May Help With Hypertension And Fluid Retention
When it comes to fluid retention and hypertension conditions, sambong herbal tea is used as a diuretic. The herbal tea incites the body to urinate thus removing excess body fluids and sodium. According to clinical studies, high levels of sodium in the blood is a major cause of hypertension (5).
Dissolution Of Kidney Stones
The Philippine Department of Health (DOH) has been promoting Sambong herbal tea and tablets as a diuretic and for the dissolution of kidney stones. Sambong has been recently registered in the Bureau of Foods and Drugs as medicine (5).
In a study conducted, the National Integrated Research Program on Medicinal Plants (NIRPROMP) developed an herbal drug formulation mainly composed of sambong leaves. Results showed that sambong formulation effectively reduced the size and number of kidney stones among urolithiasis patients.

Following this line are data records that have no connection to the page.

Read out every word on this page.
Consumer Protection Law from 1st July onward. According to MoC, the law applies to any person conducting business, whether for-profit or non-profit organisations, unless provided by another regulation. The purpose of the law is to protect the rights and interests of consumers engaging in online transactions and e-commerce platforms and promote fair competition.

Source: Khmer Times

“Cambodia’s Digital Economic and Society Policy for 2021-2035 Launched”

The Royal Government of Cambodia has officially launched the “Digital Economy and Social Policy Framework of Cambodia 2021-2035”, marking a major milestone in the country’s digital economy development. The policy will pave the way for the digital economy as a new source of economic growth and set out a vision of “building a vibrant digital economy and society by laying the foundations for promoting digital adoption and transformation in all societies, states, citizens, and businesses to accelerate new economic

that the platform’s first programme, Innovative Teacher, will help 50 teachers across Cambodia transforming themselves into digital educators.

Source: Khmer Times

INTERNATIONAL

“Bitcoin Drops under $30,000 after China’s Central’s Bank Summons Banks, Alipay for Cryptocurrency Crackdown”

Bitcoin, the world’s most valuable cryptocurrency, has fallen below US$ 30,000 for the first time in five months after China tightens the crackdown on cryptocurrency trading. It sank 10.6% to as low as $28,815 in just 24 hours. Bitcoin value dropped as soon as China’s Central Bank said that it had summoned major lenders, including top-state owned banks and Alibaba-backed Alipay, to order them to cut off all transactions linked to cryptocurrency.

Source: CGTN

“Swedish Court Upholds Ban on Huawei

Also, the effects induced by sambong formulation are comparable with the effects induced by potassium citrate medication.
Clinical studies also showed that the sambong formulation effectively increased the volume of urine excretion among patients experiencing edema. This diuretic effect of the sambong formulation is also comparable to the effects of other thiazide diuretics but without causing urinary potassium loss (6).
In the Philippines, this herb with rough hairy leaves is one of the herbal medicines approved by the Department of Health (DOH) (8). It is prized for its medicinal properties. Here’s how we can use this herb as a remedy.
Infusion. The leaves are generally boiled and taken as tea. Simply gather fresh leaves and chop them into small pieces and then wash under running water thoroughly. Toss the chopped leaves into a liter of boiling water and steep for 10 minutes then let the tea cool. The soothing tea can be taken 4 times daily.
Poultice. Sambong may also be used to relieve arthritis. To prepare, crush or grind the leaves into a paste and apply directly into the affected part.
Plaster. To provide relief from fever, we need to soak the leaves in cold water, wrung out and place them between sheets of clean cloth. The cloth plaster must then be placed on the patient’s forehead or armpit to lower the body temperature and prevent convulsions.